Really, what's next? The NLRB is now considering using its rulemaking authority to address the standard for determining joint employer status under the National Labor Relations Act. [Press release] Meanwhile, there's a minor Twitter war between Chairman Ring, Member Lauren McFerran, and Member Mark Gaston Pearce. What is this? Junior High School?
My guess is that the Board majority has been looking for a case in which neither Chairman Ring nor Member Emanuel has a conflict of interest – a tough job because they both came out of a huge law firms that represent parties in Board cases.

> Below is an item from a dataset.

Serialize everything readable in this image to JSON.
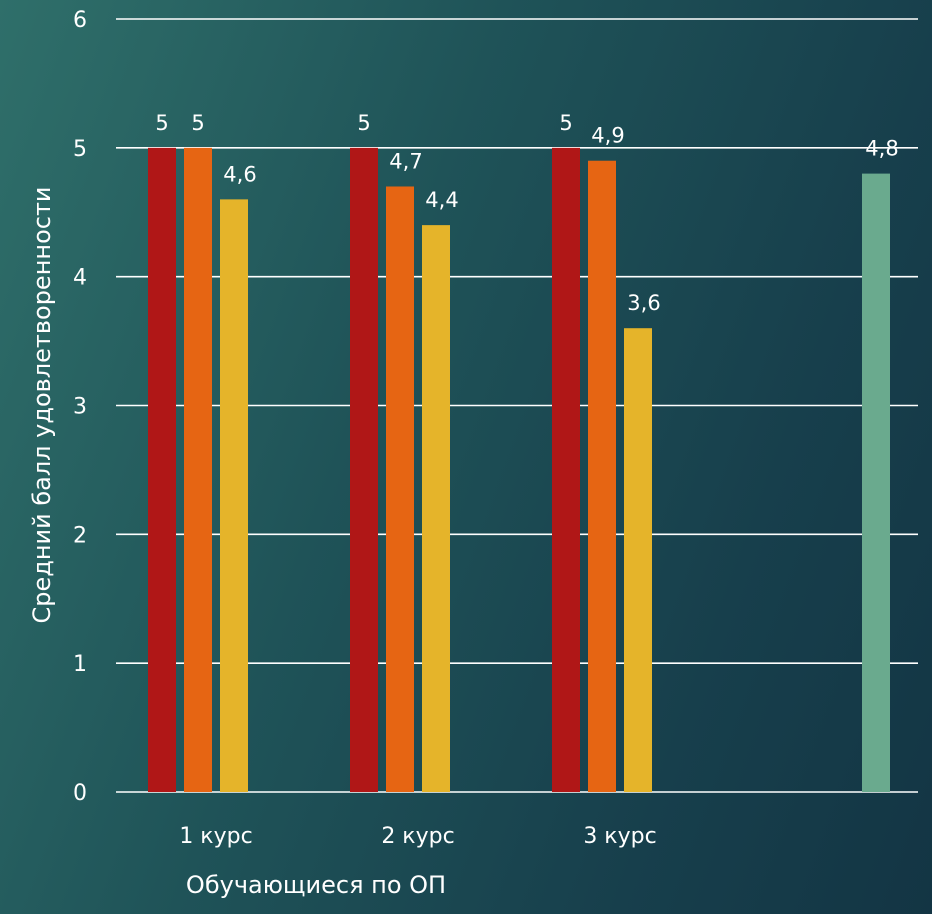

So the Board is considering using rulemaking. That's typically a much slower process than deciding an actual case, but in today's climate it might be faster.
In December 2017 the Board decided Hy-Brand Industrial Contractors, Ltd. (Hy-Brand I), 365 NLRB No. 156 (2017) [PDF], which overruled Browning-Ferris Industries, 362 NLRB No. 186 (Aug. 27, 2015). This changed the rules for determining when a company is considered a "joint employer." Hy-Brand I adopted a "direct control" test rather than Browning-Ferris' "indirect control" test.
Then in February three Members (not including William Emanuel) vacated Hy-Brand I, having decided that Emanuel ought not to have participated. Hy-Brand Industrial Contractors, Ltd. (Hy-Brand II), 366 NLRB No. 26 (2018) [PDF]. It's pretty clear that Emanuel was blind-sided by this action.
I think the handwriting on the wall is pretty clear. Right now the Browning-Ferris standard prevails. Just as quickly as the Board majority can get it done (either through rulemaking or by deciding a case), they will adopt the standard articulated in Hy-Brand I.